2.2. Co-existence of longitudinal and transverse oscillations

Figures 3a and corresponding animation online show the filament at the moment of the triggering of the LAO at 16:00 UT. The green arrow shows the direction of the movement of the filament threads towards the left. In Fig. 3b the movement of the filament threads is further towards the left direction at 16:20:09 UT. Figure 3c depicts the rightward movement of the filament threads at 16:40:09 UT and 17:20:09 UT (see Fig. 3d). Subsequently, the direction of the filament motion is again reversed. Furthermore, we also note the signatures of the transverse oscillations in a small bunch of filament threads exhibiting longitudinal oscillations. A detailed analysis is presented in the following sections.

thumbnail Fig. 3.

Temporal evolution of the filament in AIA 193 Å in different phases of oscillations. The arrows in green represent the direction of the movement of the filament threads at different instances. An animated version of this figure is available online.

3. Data analysis and results

3.1. Longitudinal oscillation in filament threads from AIA 171 Å

As described in Sect. 2, we clearly see the oscillations of filament threads. We visually identify the motion of several threads. We place seven artificial horizontal slits labelled from 1 to 7 in Fig. 1c. These slits are placed along the different filament threads to track their motions. These horizontal slits capture the longitudinal oscillations of filament threads. From the artificial slits, we generate time–distance maps, with time in the horizontal axis and distance along the slits in the vertical axis (x − t map). Figures 4a–g show the x − t map produced from slits 1−7, respectively. In all the x − t maps, we observe longitudinal oscillation of dark filament threads. In Figs. 4h–n, points shown in black are the detected intensity minimum points from corresponding x − t maps of Figs. 4a–g, respectively. The red curves in Figs. 4h–n are the fitted damped sinusoidal curves to the detected minimum intensity points with best-fit parameters. The damped sinusoidal curve is represented by the following equation (see, e.g., Aschwanden et al. 1999)
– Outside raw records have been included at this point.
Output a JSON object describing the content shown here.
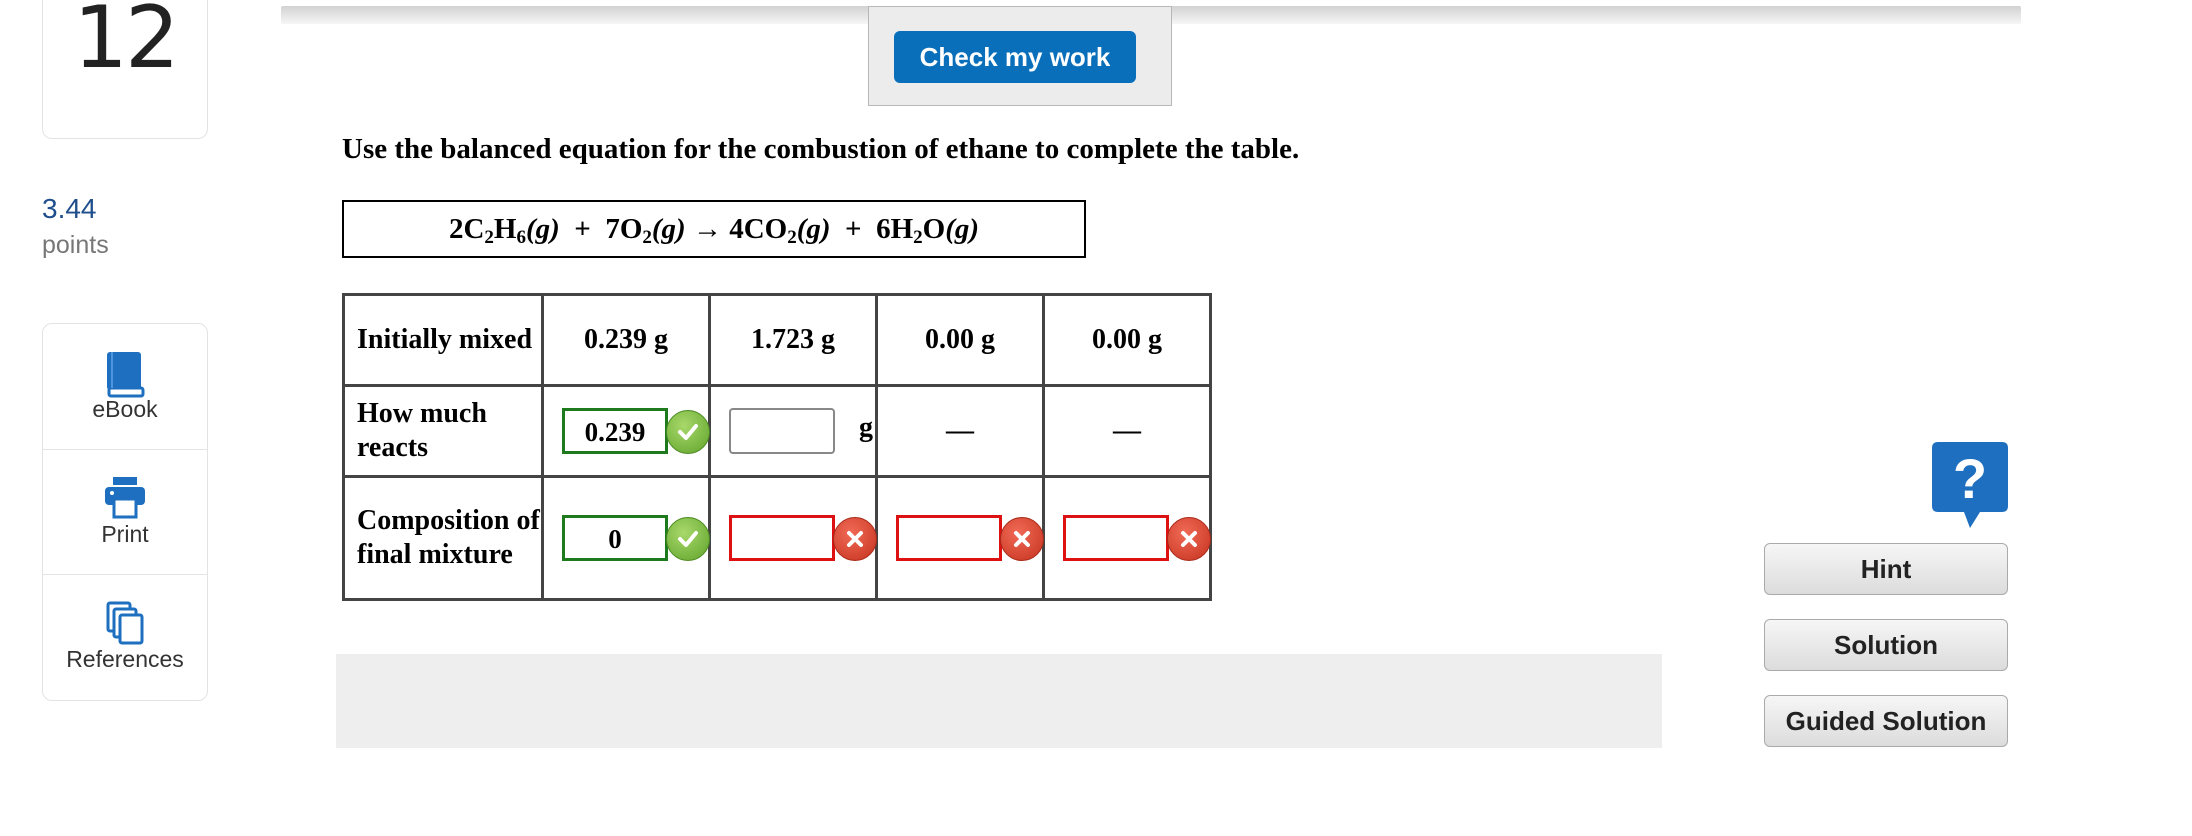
{
  "question": {
    "number": "12",
    "points_value": "3.44",
    "points_label": "points"
  },
  "tools": [
    {
      "label": "eBook",
      "icon": "book-icon"
    },
    {
      "label": "Print",
      "icon": "printer-icon"
    },
    {
      "label": "References",
      "icon": "copy-icon"
    }
  ],
  "check_button": "Check my work",
  "prompt": "Use the balanced equation for the combustion of ethane to complete the table.",
  "table": {
    "rows": [
      {
        "label": "Initially mixed",
        "values": [
          "0.239 g",
          "1.723 g",
          "0.00 g",
          "0.00 g"
        ]
      },
      {
        "label": "How much reacts",
        "input1": "0.239",
        "input2": "",
        "unit": "g",
        "dash3": "—",
        "dash4": "—"
      },
      {
        "label": "Composition of final mixture",
        "input1": "0",
        "input2": "",
        "input3": "",
        "input4": ""
      }
    ]
  },
  "help": {
    "hint": "Hint",
    "solution": "Solution",
    "guided": "Guided Solution",
    "icon": "question-icon"
  },
  "colors": {
    "accent": "#0a6fba",
    "correct": "#1d7a1d",
    "incorrect": "#dd1111"
  }
}
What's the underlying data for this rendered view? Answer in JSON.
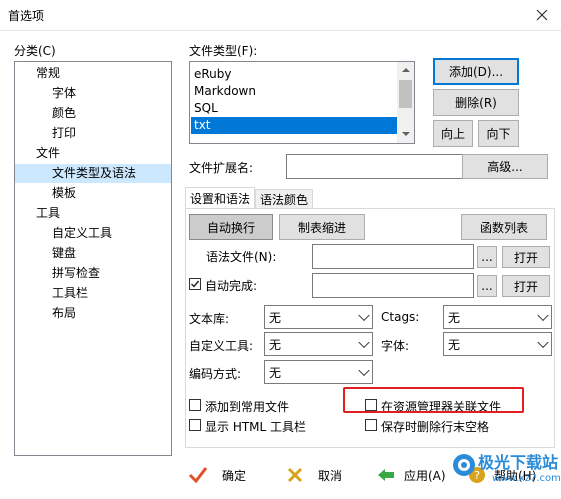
{
  "window": {
    "title": "首选项"
  },
  "categories": {
    "label": "分类(C)",
    "items": [
      {
        "label": "常规",
        "level": 0
      },
      {
        "label": "字体",
        "level": 1
      },
      {
        "label": "颜色",
        "level": 1
      },
      {
        "label": "打印",
        "level": 1
      },
      {
        "label": "文件",
        "level": 0
      },
      {
        "label": "文件类型及语法",
        "level": 1,
        "selected": true
      },
      {
        "label": "模板",
        "level": 1
      },
      {
        "label": "工具",
        "level": 0
      },
      {
        "label": "自定义工具",
        "level": 1
      },
      {
        "label": "键盘",
        "level": 1
      },
      {
        "label": "拼写检查",
        "level": 1
      },
      {
        "label": "工具栏",
        "level": 1
      },
      {
        "label": "布局",
        "level": 1
      }
    ]
  },
  "filetypes": {
    "label": "文件类型(F):",
    "items": [
      "eRuby",
      "Markdown",
      "SQL",
      "txt"
    ],
    "selected": "txt"
  },
  "buttons": {
    "add": "添加(D)...",
    "delete": "删除(R)",
    "up": "向上",
    "down": "向下",
    "advanced": "高级...",
    "auto_wrap": "自动换行",
    "tab_indent": "制表缩进",
    "func_list": "函数列表",
    "browse": "...",
    "open": "打开",
    "ok": "确定",
    "cancel": "取消",
    "apply": "应用(A)",
    "help": "帮助(H)"
  },
  "ext": {
    "label": "文件扩展名:",
    "value": ""
  },
  "tabs": [
    "设置和语法",
    "语法颜色"
  ],
  "syntax_file": {
    "label": "语法文件(N):",
    "value": ""
  },
  "auto_complete": {
    "label": "自动完成:",
    "checked": true,
    "value": ""
  },
  "combos": {
    "library": {
      "label": "文本库:",
      "value": "无"
    },
    "ctags": {
      "label": "Ctags:",
      "value": "无"
    },
    "custom_tool": {
      "label": "自定义工具:",
      "value": "无"
    },
    "font": {
      "label": "字体:",
      "value": "无"
    },
    "encoding": {
      "label": "编码方式:",
      "value": "无"
    }
  },
  "checks": {
    "add_common": {
      "label": "添加到常用文件",
      "checked": false
    },
    "assoc_explorer": {
      "label": "在资源管理器关联文件",
      "checked": false
    },
    "show_html": {
      "label": "显示 HTML 工具栏",
      "checked": false
    },
    "trim_trailing": {
      "label": "保存时删除行末空格",
      "checked": false
    }
  },
  "colors": {
    "accent": "#0078d7",
    "highlight_box": "#e02020"
  },
  "watermark": {
    "text": "极光下载站",
    "url": "www.xz7.com"
  }
}
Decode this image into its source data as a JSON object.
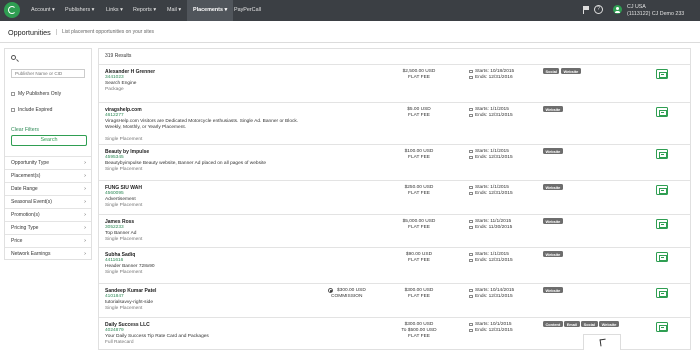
{
  "nav": {
    "items": [
      {
        "label": "Account ▾"
      },
      {
        "label": "Publishers ▾"
      },
      {
        "label": "Links ▾"
      },
      {
        "label": "Reports ▾"
      },
      {
        "label": "Mail ▾"
      },
      {
        "label": "Placements ▾"
      },
      {
        "label": "PayPerCall"
      }
    ],
    "help_glyph": "?",
    "user_name": "CJ USA",
    "user_account": "(1113122) CJ Demo 233"
  },
  "header": {
    "title": "Opportunities",
    "subtitle": "List placement opportunities on your sites"
  },
  "sidebar": {
    "search_placeholder": "Publisher Name or CID",
    "my_publishers_label": "My Publishers Only",
    "include_expired_label": "Include Expired",
    "clear_filters_label": "Clear Filters",
    "search_button_label": "Search",
    "chevron_glyph": "›",
    "filters": [
      {
        "label": "Opportunity Type"
      },
      {
        "label": "Placement(s)"
      },
      {
        "label": "Date Range"
      },
      {
        "label": "Seasonal Event(s)"
      },
      {
        "label": "Promotion(s)"
      },
      {
        "label": "Pricing Type"
      },
      {
        "label": "Price"
      },
      {
        "label": "Network Earnings"
      }
    ]
  },
  "results": {
    "count_label": "319 Results",
    "rows": [
      {
        "name": "Alexander H Grenner",
        "id": "3441023",
        "desc": "Search Engine",
        "type": "Package",
        "amount": "$2,500.00 USD",
        "fee": "FLAT FEE",
        "starts": "Starts: 10/18/2015",
        "ends": "Ends: 12/31/2016",
        "tags": [
          "Social",
          "Website"
        ]
      },
      {
        "name": "viragshelp.com",
        "id": "4612277",
        "desc": "ViragsHelp.com Visitors are Dedicated Motorcycle enthusiasts. Single Ad. Banner or Block. Weekly, Monthly, or Yearly Placement.",
        "type": "Single Placement",
        "amount": "$5.00 USD",
        "fee": "FLAT FEE",
        "starts": "Starts: 1/1/2015",
        "ends": "Ends: 12/31/2015",
        "tags": [
          "Website"
        ]
      },
      {
        "name": "Beauty by Impulse",
        "id": "4595345",
        "desc": "Beautybyimpulse Beauty website, Banner Ad placed on all pages of website",
        "type": "Single Placement",
        "amount": "$100.00 USD",
        "fee": "FLAT FEE",
        "starts": "Starts: 1/1/2015",
        "ends": "Ends: 12/31/2015",
        "tags": [
          "Website"
        ]
      },
      {
        "name": "FUNG SIU WAH",
        "id": "4560095",
        "desc": "Advertisement",
        "type": "Single Placement",
        "amount": "$250.00 USD",
        "fee": "FLAT FEE",
        "starts": "Starts: 1/1/2015",
        "ends": "Ends: 12/31/2015",
        "tags": [
          "Website"
        ]
      },
      {
        "name": "James Ross",
        "id": "3052233",
        "desc": "Top Banner Ad",
        "type": "Single Placement",
        "amount": "$5,000.00 USD",
        "fee": "FLAT FEE",
        "starts": "Starts: 11/1/2015",
        "ends": "Ends: 11/30/2015",
        "tags": [
          "Website"
        ]
      },
      {
        "name": "Subha Sadiq",
        "id": "4411616",
        "desc": "Header Banner 728x90",
        "type": "Single Placement",
        "amount": "$90.00 USD",
        "fee": "FLAT FEE",
        "starts": "Starts: 1/1/2015",
        "ends": "Ends: 12/31/2015",
        "tags": [
          "Website"
        ]
      },
      {
        "name": "Sandeep Kumar Patel",
        "id": "4101847",
        "desc": "tutorialsavvy-right-side",
        "type": "Single Placement",
        "commission_amount": "$300.00 USD",
        "commission_label": "COMMISSION",
        "amount": "$300.00 USD",
        "fee": "FLAT FEE",
        "starts": "Starts: 10/14/2015",
        "ends": "Ends: 12/31/2015",
        "tags": [
          "Website"
        ]
      },
      {
        "name": "Daily Success LLC",
        "id": "4024879",
        "desc": "Your Daily Success Tip Rate Card and Packages",
        "type": "Full Ratecard",
        "amount": "$300.00 USD",
        "fee": "To $500.00 USD",
        "fee3": "FLAT FEE",
        "starts": "Starts: 10/1/2015",
        "ends": "Ends: 12/31/2015",
        "tags": [
          "Content",
          "Email",
          "Social",
          "Website"
        ]
      }
    ]
  },
  "colors": {
    "nav_bg": "#3b3f44",
    "brand_green": "#2f9e52",
    "link_green": "#2d8a56",
    "tag_bg": "#6d6d6d"
  }
}
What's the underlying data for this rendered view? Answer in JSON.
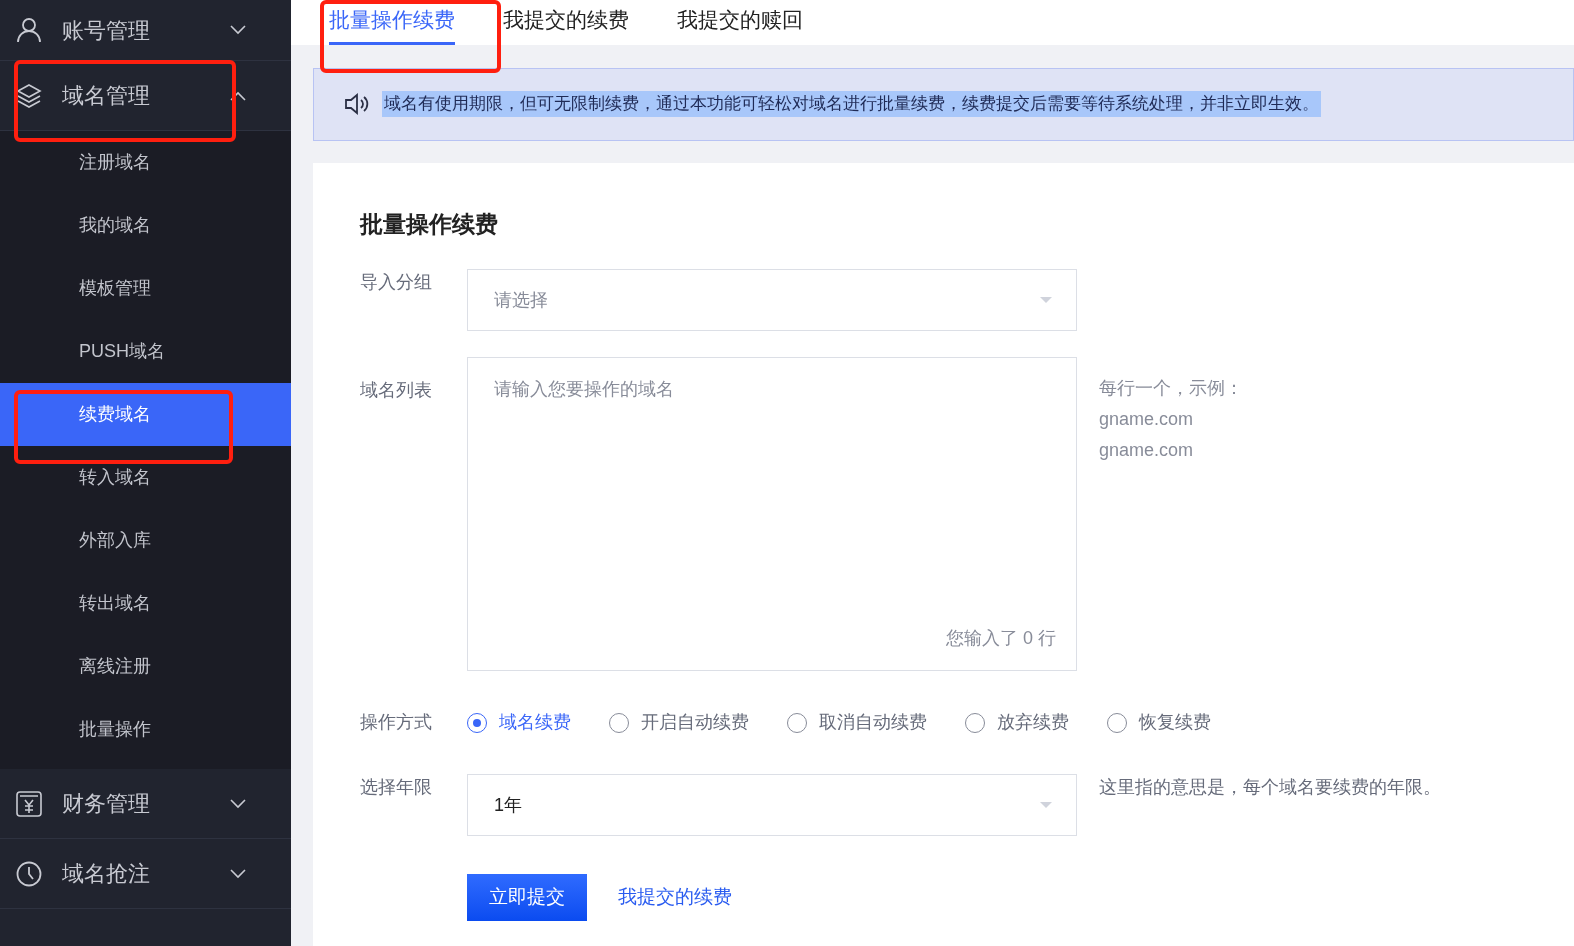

y ( t ) = C + A sin ( ω t + ϕ ) e t / τ , $$ \begin{aligned} { y}(t)=C+A \sin (\omega t+\phi ) \, e^{-t/\tau }, \end{aligned} $$(1)

thumbnail Fig. 4.

Panels a–g: time–distance diagrams corresponding to slits 1−7, respectively (see Fig. 1n). Panels h–n: minimum intensity position (black asterisks) of the corresponding time–distance map of panels a–g, respectively. The damped exponential sinusoidal fit is depicted by red solid lines. The green dashed lines are drawn to estimate the extent of the damped exponential sinusoidal fit.

where C is a constant, A is the amplitude, ω is the angular frequency, τ is the damping time, and ϕ is the initial phase of the oscillation. We perform the least square fitting in interactive data language (IDL) using MPFIT.pro (Markwardt 2009).

The best-fit values and the associated errors in the amplitudes, periods (P = 2π/ω), damping time, and velocity amplitudes of the longitudinal oscillations are quoted in Table 1.

Table 1.

Parameters for the damped sinusoidal fitting of longitudinal oscillation in the filament thread in AIA 171 Å.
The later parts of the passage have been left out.